Biographie : François Nicolas de Bar (Bar-le-Duc, c. 1632 – Rome, 3 jan. 1695) naît dans une famille de petits artistes meusiens auprès desquels il se forme. Ayant probablement voulu dépasser les limites inhérentes à son milieu d’origine, il s’installe à Rome en 1652 et se marie en 1656 avec la petite fille du célèbre portraitiste Ottavio Leoni. Admis en 1657 au sein de l’Académie de saint Luc, son intégration dans la cité pontificale se manifeste également par son choix de signer « Nicolo Lorenese » et dans les noms italiens avec lesquels il baptise ses propres enfants. A la fin de la décennie 1650, il connaît déjà un certain succès alors que plusieurs de ses dessins sont traduits en gravure par le Toulousain Jean Baron. Dès le milieu des années 1660, sa réputation va en s’accroissant alors qu’il réalise de nombreux tableaux d’autels. A cet égard, le fait qu’il soit choisi pour peindre le tableau ornant la chapelle principale de l’église Saint-Nicolas-des-Lorrains montre le prestige dont il jouit parmi les Lorrains établis à Rome.
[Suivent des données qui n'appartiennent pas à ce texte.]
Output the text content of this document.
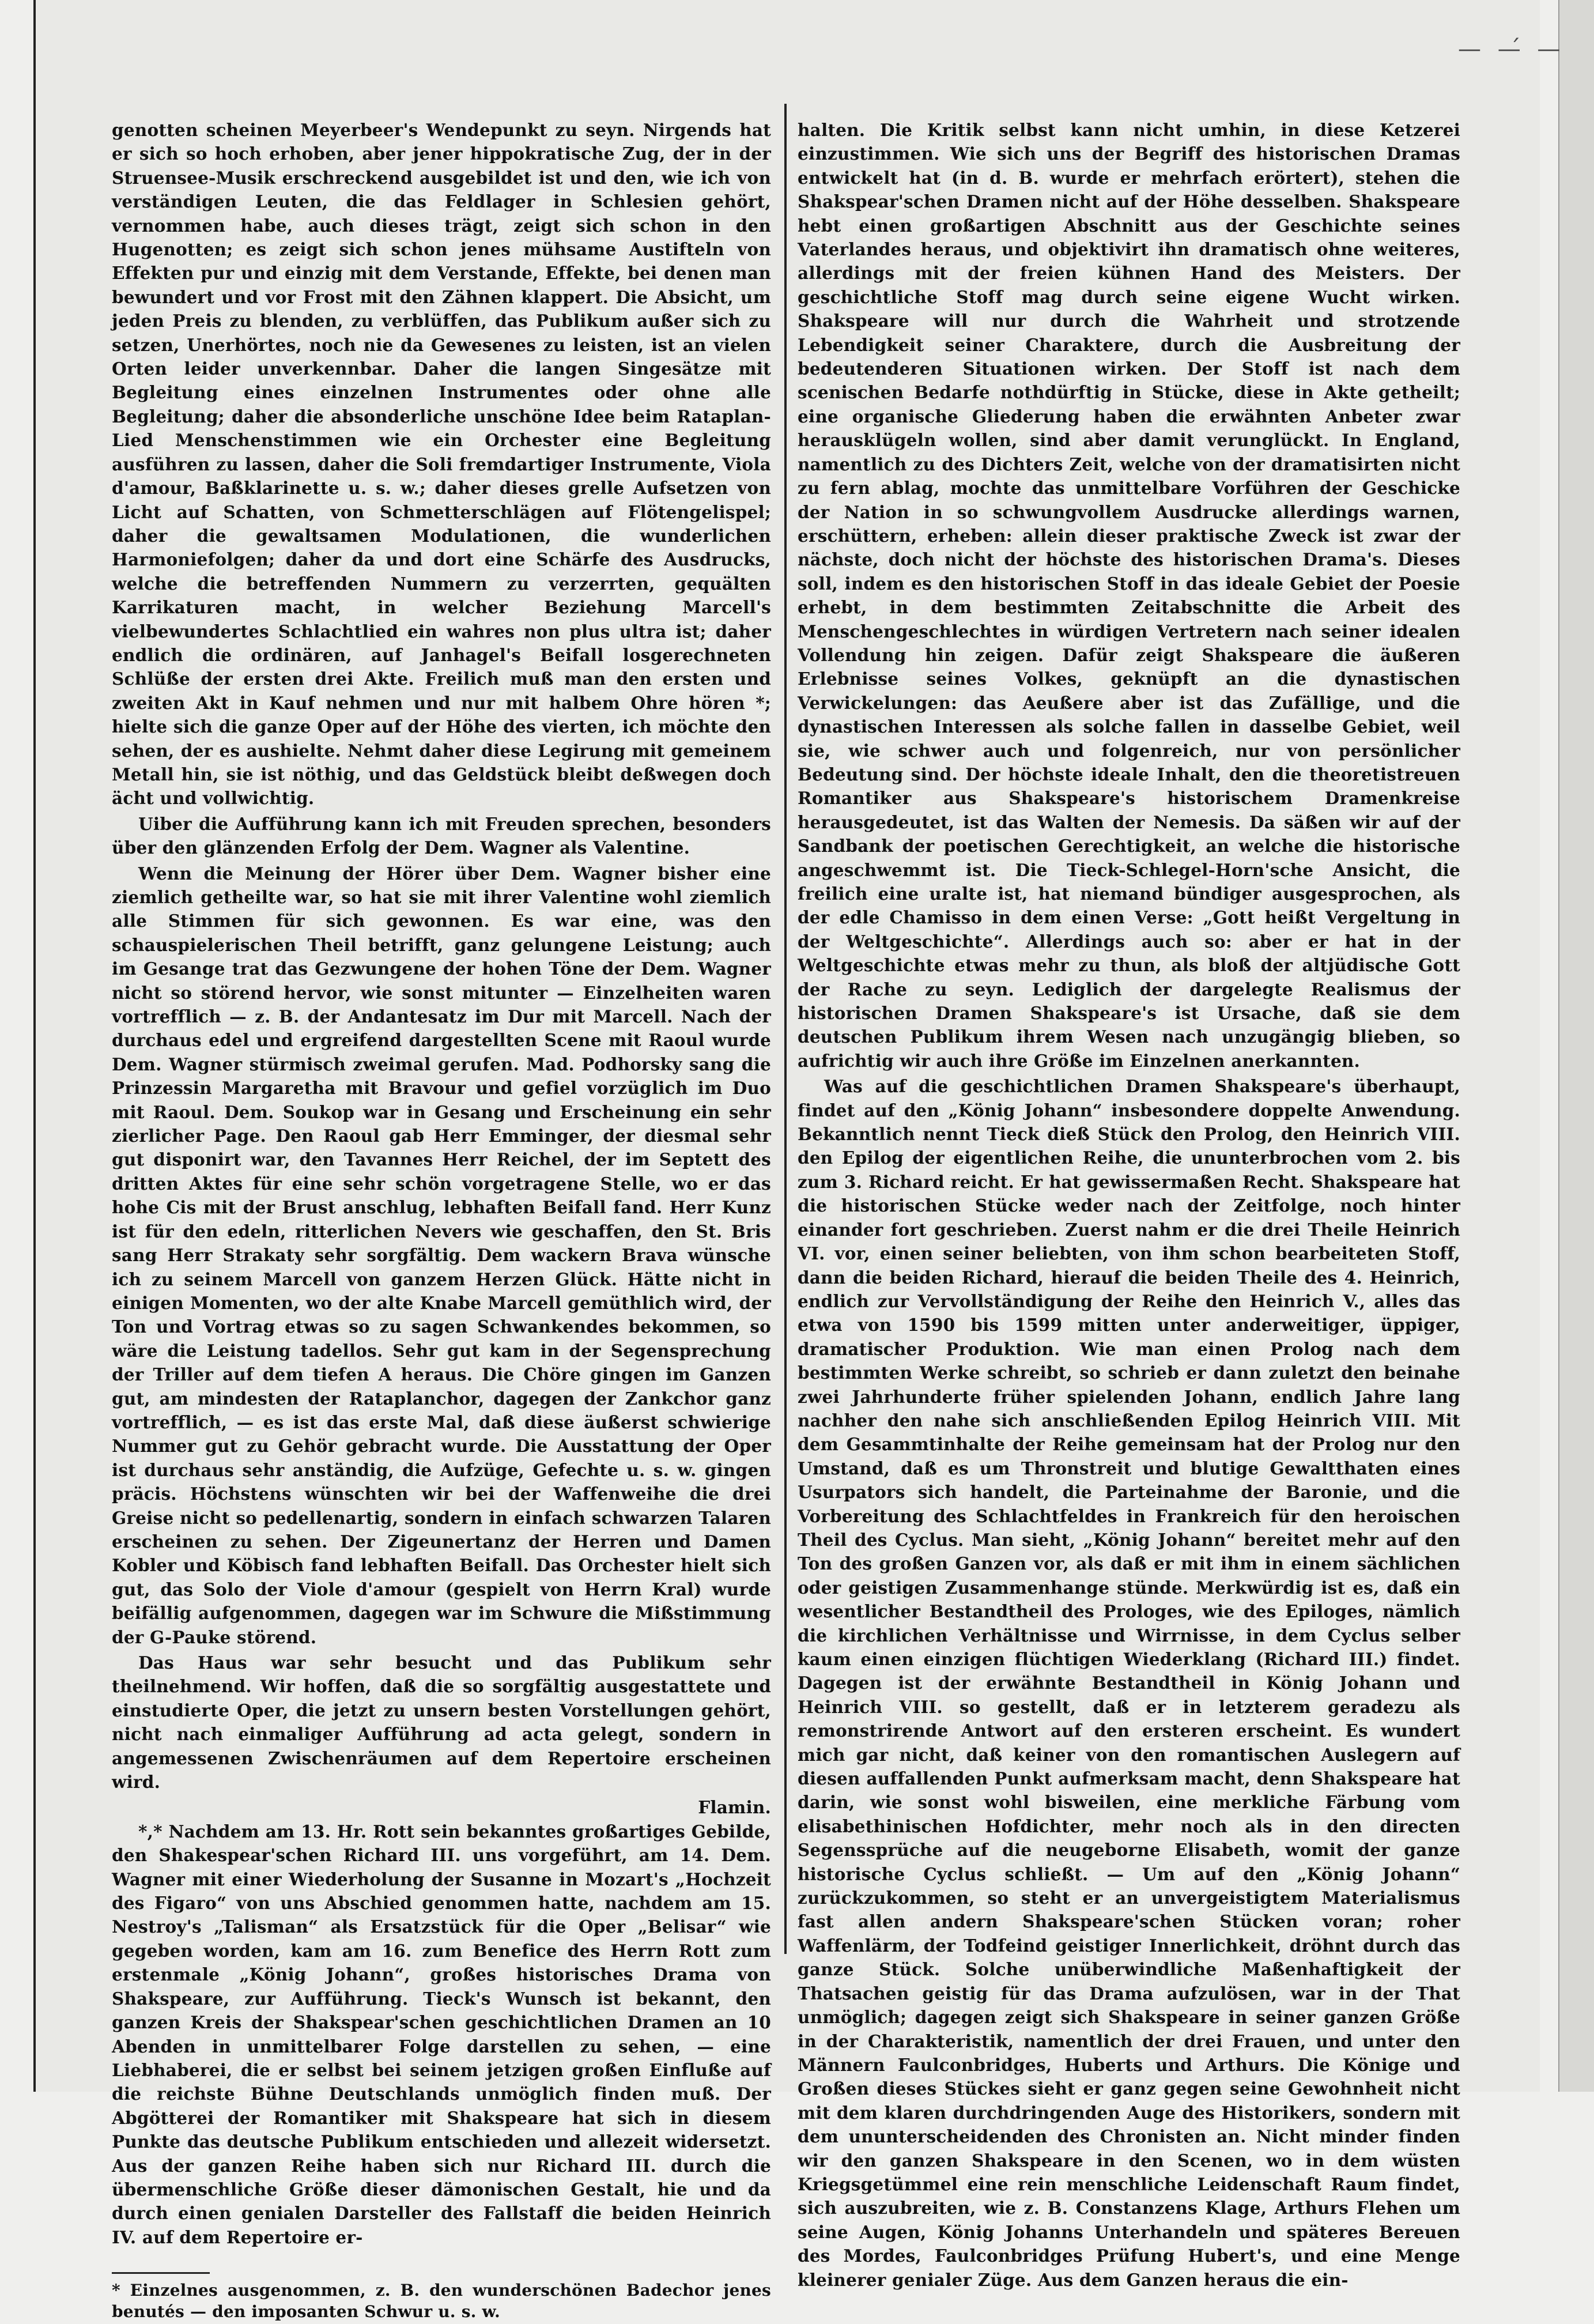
— —́ —

genotten scheinen Meyerbeer's Wendepunkt zu seyn. Nirgends hat er sich so hoch erhoben, aber jener hippokratische Zug, der in der Struensee-Musik erschreckend ausgebildet ist und den, wie ich von verständigen Leuten, die das Feldlager in Schlesien gehört, vernommen habe, auch dieses trägt, zeigt sich schon in den Hugenotten; es zeigt sich schon jenes mühsame Austifteln von Effekten pur und einzig mit dem Verstande, Effekte, bei denen man bewundert und vor Frost mit den Zähnen klappert. Die Absicht, um jeden Preis zu blenden, zu verblüffen, das Publikum außer sich zu setzen, Unerhörtes, noch nie da Gewesenes zu leisten, ist an vielen Orten leider unverkennbar. Daher die langen Singesätze mit Begleitung eines einzelnen Instrumentes oder ohne alle Begleitung; daher die absonderliche unschöne Idee beim Rataplan-Lied Menschenstimmen wie ein Orchester eine Begleitung ausführen zu lassen, daher die Soli fremdartiger Instrumente, Viola d'amour, Baßklarinette u. s. w.; daher dieses grelle Aufsetzen von Licht auf Schatten, von Schmetterschlägen auf Flötengelispel; daher die gewaltsamen Modulationen, die wunderlichen Harmoniefolgen; daher da und dort eine Schärfe des Ausdrucks, welche die betreffenden Nummern zu verzerrten, gequälten Karrikaturen macht, in welcher Beziehung Marcell's vielbewundertes Schlachtlied ein wahres non plus ultra ist; daher endlich die ordinären, auf Janhagel's Beifall losgerechneten Schlüße der ersten drei Akte. Freilich muß man den ersten und zweiten Akt in Kauf nehmen und nur mit halbem Ohre hören *; hielte sich die ganze Oper auf der Höhe des vierten, ich möchte den sehen, der es aushielte. Nehmt daher diese Legirung mit gemeinem Metall hin, sie ist nöthig, und das Geldstück bleibt deßwegen doch ächt und vollwichtig.

Uiber die Aufführung kann ich mit Freuden sprechen, besonders über den glänzenden Erfolg der Dem. Wagner als Valentine.

Wenn die Meinung der Hörer über Dem. Wagner bisher eine ziemlich getheilte war, so hat sie mit ihrer Valentine wohl ziemlich alle Stimmen für sich gewonnen. Es war eine, was den schauspielerischen Theil betrifft, ganz gelungene Leistung; auch im Gesange trat das Gezwungene der hohen Töne der Dem. Wagner nicht so störend hervor, wie sonst mitunter — Einzelheiten waren vortrefflich — z. B. der Andantesatz im Dur mit Marcell. Nach der durchaus edel und ergreifend dargestellten Scene mit Raoul wurde Dem. Wagner stürmisch zweimal gerufen. Mad. Podhorsky sang die Prinzessin Margaretha mit Bravour und gefiel vorzüglich im Duo mit Raoul. Dem. Soukop war in Gesang und Erscheinung ein sehr zierlicher Page. Den Raoul gab Herr Emminger, der diesmal sehr gut disponirt war, den Tavannes Herr Reichel, der im Septett des dritten Aktes für eine sehr schön vorgetragene Stelle, wo er das hohe Cis mit der Brust anschlug, lebhaften Beifall fand. Herr Kunz ist für den edeln, ritterlichen Nevers wie geschaffen, den St. Bris sang Herr Strakaty sehr sorgfältig. Dem wackern Brava wünsche ich zu seinem Marcell von ganzem Herzen Glück. Hätte nicht in einigen Momenten, wo der alte Knabe Marcell gemüthlich wird, der Ton und Vortrag etwas so zu sagen Schwankendes bekommen, so wäre die Leistung tadellos. Sehr gut kam in der Segensprechung der Triller auf dem tiefen A heraus. Die Chöre gingen im Ganzen gut, am mindesten der Rataplanchor, dagegen der Zankchor ganz vortrefflich, — es ist das erste Mal, daß diese äußerst schwierige Nummer gut zu Gehör gebracht wurde. Die Ausstattung der Oper ist durchaus sehr anständig, die Aufzüge, Gefechte u. s. w. gingen präcis. Höchstens wünschten wir bei der Waffenweihe die drei Greise nicht so pedellenartig, sondern in einfach schwarzen Talaren erscheinen zu sehen. Der Zigeunertanz der Herren und Damen Kobler und Köbisch fand lebhaften Beifall. Das Orchester hielt sich gut, das Solo der Viole d'amour (gespielt von Herrn Kral) wurde beifällig aufgenommen, dagegen war im Schwure die Mißstimmung der G-Pauke störend.

Das Haus war sehr besucht und das Publikum sehr theilnehmend. Wir hoffen, daß die so sorgfältig ausgestattete und einstudierte Oper, die jetzt zu unsern besten Vorstellungen gehört, nicht nach einmaliger Aufführung ad acta gelegt, sondern in angemessenen Zwischenräumen auf dem Repertoire erscheinen wird.

Flamin.

*,* Nachdem am 13. Hr. Rott sein bekanntes großartiges Gebilde, den Shakespear'schen Richard III. uns vorgeführt, am 14. Dem. Wagner mit einer Wiederholung der Susanne in Mozart's „Hochzeit des Figaro“ von uns Abschied genommen hatte, nachdem am 15. Nestroy's „Talisman“ als Ersatzstück für die Oper „Belisar“ wie gegeben worden, kam am 16. zum Benefice des Herrn Rott zum erstenmale „König Johann“, großes historisches Drama von Shakspeare, zur Aufführung. Tieck's Wunsch ist bekannt, den ganzen Kreis der Shakspear'schen geschichtlichen Dramen an 10 Abenden in unmittelbarer Folge darstellen zu sehen, — eine Liebhaberei, die er selbst bei seinem jetzigen großen Einfluße auf die reichste Bühne Deutschlands unmöglich finden muß. Der Abgötterei der Romantiker mit Shakspeare hat sich in diesem Punkte das deutsche Publikum entschieden und allezeit widersetzt. Aus der ganzen Reihe haben sich nur Richard III. durch die übermenschliche Größe dieser dämonischen Gestalt, hie und da durch einen genialen Darsteller des Fallstaff die beiden Heinrich IV. auf dem Repertoire er-

* Einzelnes ausgenommen, z. B. den wunderschönen Badechor jenes benutés — den imposanten Schwur u. s. w.

halten. Die Kritik selbst kann nicht umhin, in diese Ketzerei einzustimmen. Wie sich uns der Begriff des historischen Dramas entwickelt hat (in d. B. wurde er mehrfach erörtert), stehen die Shakspear'schen Dramen nicht auf der Höhe desselben. Shakspeare hebt einen großartigen Abschnitt aus der Geschichte seines Vaterlandes heraus, und objektivirt ihn dramatisch ohne weiteres, allerdings mit der freien kühnen Hand des Meisters. Der geschichtliche Stoff mag durch seine eigene Wucht wirken. Shakspeare will nur durch die Wahrheit und strotzende Lebendigkeit seiner Charaktere, durch die Ausbreitung der bedeutenderen Situationen wirken. Der Stoff ist nach dem scenischen Bedarfe nothdürftig in Stücke, diese in Akte getheilt; eine organische Gliederung haben die erwähnten Anbeter zwar herausklügeln wollen, sind aber damit verunglückt. In England, namentlich zu des Dichters Zeit, welche von der dramatisirten nicht zu fern ablag, mochte das unmittelbare Vorführen der Geschicke der Nation in so schwungvollem Ausdrucke allerdings warnen, erschüttern, erheben: allein dieser praktische Zweck ist zwar der nächste, doch nicht der höchste des historischen Drama's. Dieses soll, indem es den historischen Stoff in das ideale Gebiet der Poesie erhebt, in dem bestimmten Zeitabschnitte die Arbeit des Menschengeschlechtes in würdigen Vertretern nach seiner idealen Vollendung hin zeigen. Dafür zeigt Shakspeare die äußeren Erlebnisse seines Volkes, geknüpft an die dynastischen Verwickelungen: das Aeußere aber ist das Zufällige, und die dynastischen Interessen als solche fallen in dasselbe Gebiet, weil sie, wie schwer auch und folgenreich, nur von persönlicher Bedeutung sind. Der höchste ideale Inhalt, den die theoretistreuen Romantiker aus Shakspeare's historischem Dramenkreise herausgedeutet, ist das Walten der Nemesis. Da säßen wir auf der Sandbank der poetischen Gerechtigkeit, an welche die historische angeschwemmt ist. Die Tieck-Schlegel-Horn'sche Ansicht, die freilich eine uralte ist, hat niemand bündiger ausgesprochen, als der edle Chamisso in dem einen Verse: „Gott heißt Vergeltung in der Weltgeschichte“. Allerdings auch so: aber er hat in der Weltgeschichte etwas mehr zu thun, als bloß der altjüdische Gott der Rache zu seyn. Lediglich der dargelegte Realismus der historischen Dramen Shakspeare's ist Ursache, daß sie dem deutschen Publikum ihrem Wesen nach unzugängig blieben, so aufrichtig wir auch ihre Größe im Einzelnen anerkannten.

Was auf die geschichtlichen Dramen Shakspeare's überhaupt, findet auf den „König Johann“ insbesondere doppelte Anwendung. Bekanntlich nennt Tieck dieß Stück den Prolog, den Heinrich VIII. den Epilog der eigentlichen Reihe, die ununterbrochen vom 2. bis zum 3. Richard reicht. Er hat gewissermaßen Recht. Shakspeare hat die historischen Stücke weder nach der Zeitfolge, noch hinter einander fort geschrieben. Zuerst nahm er die drei Theile Heinrich VI. vor, einen seiner beliebten, von ihm schon bearbeiteten Stoff, dann die beiden Richard, hierauf die beiden Theile des 4. Heinrich, endlich zur Vervollständigung der Reihe den Heinrich V., alles das etwa von 1590 bis 1599 mitten unter anderweitiger, üppiger, dramatischer Produktion. Wie man einen Prolog nach dem bestimmten Werke schreibt, so schrieb er dann zuletzt den beinahe zwei Jahrhunderte früher spielenden Johann, endlich Jahre lang nachher den nahe sich anschließenden Epilog Heinrich VIII. Mit dem Gesammtinhalte der Reihe gemeinsam hat der Prolog nur den Umstand, daß es um Thronstreit und blutige Gewaltthaten eines Usurpators sich handelt, die Parteinahme der Baronie, und die Vorbereitung des Schlachtfeldes in Frankreich für den heroischen Theil des Cyclus. Man sieht, „König Johann“ bereitet mehr auf den Ton des großen Ganzen vor, als daß er mit ihm in einem sächlichen oder geistigen Zusammenhange stünde. Merkwürdig ist es, daß ein wesentlicher Bestandtheil des Prologes, wie des Epiloges, nämlich die kirchlichen Verhältnisse und Wirrnisse, in dem Cyclus selber kaum einen einzigen flüchtigen Wiederklang (Richard III.) findet. Dagegen ist der erwähnte Bestandtheil in König Johann und Heinrich VIII. so gestellt, daß er in letzterem geradezu als remonstrirende Antwort auf den ersteren erscheint. Es wundert mich gar nicht, daß keiner von den romantischen Auslegern auf diesen auffallenden Punkt aufmerksam macht, denn Shakspeare hat darin, wie sonst wohl bisweilen, eine merkliche Färbung vom elisabethinischen Hofdichter, mehr noch als in den directen Segenssprüche auf die neugeborne Elisabeth, womit der ganze historische Cyclus schließt. — Um auf den „König Johann“ zurückzukommen, so steht er an unvergeistigtem Materialismus fast allen andern Shakspeare'schen Stücken voran; roher Waffenlärm, der Todfeind geistiger Innerlichkeit, dröhnt durch das ganze Stück. Solche unüberwindliche Maßenhaftigkeit der Thatsachen geistig für das Drama aufzulösen, war in der That unmöglich; dagegen zeigt sich Shakspeare in seiner ganzen Größe in der Charakteristik, namentlich der drei Frauen, und unter den Männern Faulconbridges, Huberts und Arthurs. Die Könige und Großen dieses Stückes sieht er ganz gegen seine Gewohnheit nicht mit dem klaren durchdringenden Auge des Historikers, sondern mit dem ununterscheidenden des Chronisten an. Nicht minder finden wir den ganzen Shakspeare in den Scenen, wo in dem wüsten Kriegsgetümmel eine rein menschliche Leidenschaft Raum findet, sich auszubreiten, wie z. B. Constanzens Klage, Arthurs Flehen um seine Augen, König Johanns Unterhandeln und späteres Bereuen des Mordes, Faulconbridges Prüfung Hubert's, und eine Menge kleinerer genialer Züge. Aus dem Ganzen heraus die ein-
Cependant, sa notoriété dépasse le seuil de cette communauté puisqu’il peint aussi des tableaux d’autel à destination des églises Saint-Antoine-des-Portugais et Sainte-Marie-de-la-Victoire. Ses deux demi-frères, Sébastien et Charles Harment, rejoignent alors son atelier pour l’épauler dans ses nombreuses commandes. Au-delà d’assurer la formation de ses deux fils, Ludovico et Giuseppe, François Nicolas de Bar développe une activité suffisamment remarquable au point d’attirer des apprentis hors de son cercle familial, tel l’Anversois Pieter Hoffman, qui sera plus tard connu pour ses scènes de bataille. Décédé le 3 janvier 1695, il lègue à son beau-fils de nombreux tableaux, laissant alors présager une importante production de peintures de chevalet qui intéresse aujourd’hui les musées. C’est ainsi que le Musée des Bar-le-Duc a acquis son Orphée et Eurydice en 2014 et le Musée du Louvre sa Mort de Saphire en 2021.